Thousands of loose ends, thousands of questions left unanswered.

It makes her mouth go dry just thinking about it.

“Why are you going after this one?” he asks. “Gotta be lots of unidentified bodies in those woods.”

She pauses, stares at the slim file on her desk.

Flicks at the flimsy bent corner of the manilla folder.

She can’t tell him it’s because of her mother.

She thinks of those amber beads in the soil.

Whoever they belonged to. That there’s a bigger story to tell about what happened here.

“I’ve got a hunch that it could be a double homicide.

But we’ll need more hard evidence to go on while I work stuff on my end. ”

“You’re not wasting much time down there, huh? I know they’re hurting on Narcotics. They miss you.”

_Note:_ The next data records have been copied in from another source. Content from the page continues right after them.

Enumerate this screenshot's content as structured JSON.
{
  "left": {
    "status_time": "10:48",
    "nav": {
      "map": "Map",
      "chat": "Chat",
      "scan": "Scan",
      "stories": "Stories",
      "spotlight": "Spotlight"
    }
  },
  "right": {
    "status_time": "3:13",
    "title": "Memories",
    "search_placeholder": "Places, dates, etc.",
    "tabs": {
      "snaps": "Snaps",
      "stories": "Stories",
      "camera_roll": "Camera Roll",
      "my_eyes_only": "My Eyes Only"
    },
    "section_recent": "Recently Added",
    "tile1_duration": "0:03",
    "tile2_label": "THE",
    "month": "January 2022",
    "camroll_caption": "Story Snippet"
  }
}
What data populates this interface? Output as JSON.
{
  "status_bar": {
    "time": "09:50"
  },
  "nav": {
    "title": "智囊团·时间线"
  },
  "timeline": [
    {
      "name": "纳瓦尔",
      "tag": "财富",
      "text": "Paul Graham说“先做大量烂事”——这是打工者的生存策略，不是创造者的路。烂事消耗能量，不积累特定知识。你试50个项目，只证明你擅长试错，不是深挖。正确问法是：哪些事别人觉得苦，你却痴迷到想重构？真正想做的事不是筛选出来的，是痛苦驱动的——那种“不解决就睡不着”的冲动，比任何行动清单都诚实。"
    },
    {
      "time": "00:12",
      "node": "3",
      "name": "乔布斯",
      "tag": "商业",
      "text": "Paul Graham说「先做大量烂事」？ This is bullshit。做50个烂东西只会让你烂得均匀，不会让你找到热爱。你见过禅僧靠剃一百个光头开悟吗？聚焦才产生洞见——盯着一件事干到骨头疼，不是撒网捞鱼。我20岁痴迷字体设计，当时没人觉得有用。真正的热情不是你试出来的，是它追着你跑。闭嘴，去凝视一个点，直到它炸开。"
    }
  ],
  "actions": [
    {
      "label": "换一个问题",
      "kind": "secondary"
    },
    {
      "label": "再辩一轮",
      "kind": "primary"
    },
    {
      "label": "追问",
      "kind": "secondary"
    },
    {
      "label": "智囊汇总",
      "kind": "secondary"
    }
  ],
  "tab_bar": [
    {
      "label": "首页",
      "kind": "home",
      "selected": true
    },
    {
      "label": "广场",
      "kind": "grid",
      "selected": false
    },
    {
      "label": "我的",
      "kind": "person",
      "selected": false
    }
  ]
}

“Look at you, you big softie. Well, who knows, maybe I’ll be back on it soon enough.”

“Oh yeah? How’s the friend, the one you’re helping out? She doing better, then?”

“Yeah,” Callie says, reflexively. “Yeah, she is doing better. I’m headed over to her house tonight.” What she doesn’t say is that the doctors can’t yet be sure about the difference between better and as good as its going to get.

Jane and Damien live in a two-story Cape Cod off a dirt road. Callie manages to hit the same pothole in their driveway every time she visits, swears to herself as her Jeep bounces hard in the rut.

Part of her still can’t believe that this is where Jane lives.

Private, Jane had said, when they first bought the house.

Peaceful. The house itself is charming, and Jane did a lot of work planting flower beds around the front and side yards, filled the inside with thrifted furniture that she reupholstered herself.

But every time she cuts the engine and walks the flagstone path to the front porch, Callie still can’t shake the sense that this wasn’t quite how the story was supposed to go, for either of them.